There are different varieties of Replay streams, corresponding to different types of realtime streams that they complement. PowerTrack Replay streams are provided to allow customers using realtime PowerTrack to recover data they miss, using the same types of rules as they use in realtime.
If your account is configured with a Replay stream, your app can make requests to it that operate in the same manner as requests to Gnip’s realtime streams. However, your app must specify parameters in the URL that indicate the time window you are requesting. In other words, a Replay request asks Gnip’s API for “Tweets from time A to time B.” These Tweets are then delivered through your streaming connection in a manner that mimics the realtime stream, but at a faster-than-realtime rate.
Tweets are delivered beginning with the first (oldest) minute of the specified time period, continuing chronologically until the final minute is delivered. At that point, a “Replay Request Completed” message is sent through the connection, and the connection is then closed by Gnip. If your request begins at a time of day where little or no matching results occurred, there will likely be some period of time before the first results are delivered – data will be delivered when Replay encounters matches in the portion of the archive being processed at that time. When no results are available to deliver, the Gnip stream will continue sending carriage-return “heartbeats” through the connection to prevent you from timing out.
Replay is intended as a tool for easily recovering data missed due to short disconnects, not for very long time periods like entire days.
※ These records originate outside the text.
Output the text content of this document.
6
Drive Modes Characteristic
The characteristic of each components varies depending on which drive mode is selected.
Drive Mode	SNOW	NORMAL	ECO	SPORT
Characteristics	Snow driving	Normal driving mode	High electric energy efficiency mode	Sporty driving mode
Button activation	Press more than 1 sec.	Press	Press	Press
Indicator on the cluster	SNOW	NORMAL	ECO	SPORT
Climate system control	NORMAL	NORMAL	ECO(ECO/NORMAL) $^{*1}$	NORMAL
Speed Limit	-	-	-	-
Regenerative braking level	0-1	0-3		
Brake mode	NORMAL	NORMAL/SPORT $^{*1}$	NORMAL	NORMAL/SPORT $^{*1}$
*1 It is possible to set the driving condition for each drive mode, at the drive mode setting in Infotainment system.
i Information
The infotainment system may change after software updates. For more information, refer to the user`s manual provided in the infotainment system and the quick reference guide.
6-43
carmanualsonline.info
If the need to recover data for long periods arises, we recommend breaking longer requests into shorter time windows (e.g. two hours) to reduce the possibility of being disconnected mid-request due to internet volatility or other reasons, and to provide more visibility into the progress of long requests.
Data from Replay streams is available in a rolling 5-day window, with new data becoming available 30 minutes after a given activity is created. You will be able to make requests specifying a timeframe within this window using fromDate and toDate parameters within the request. However, the toDate for a request cannot be within the 30 minutes prior to the time of your request.
All data delivered through Replay is compliant with deleted tweets and other compliance events at the time of delivery.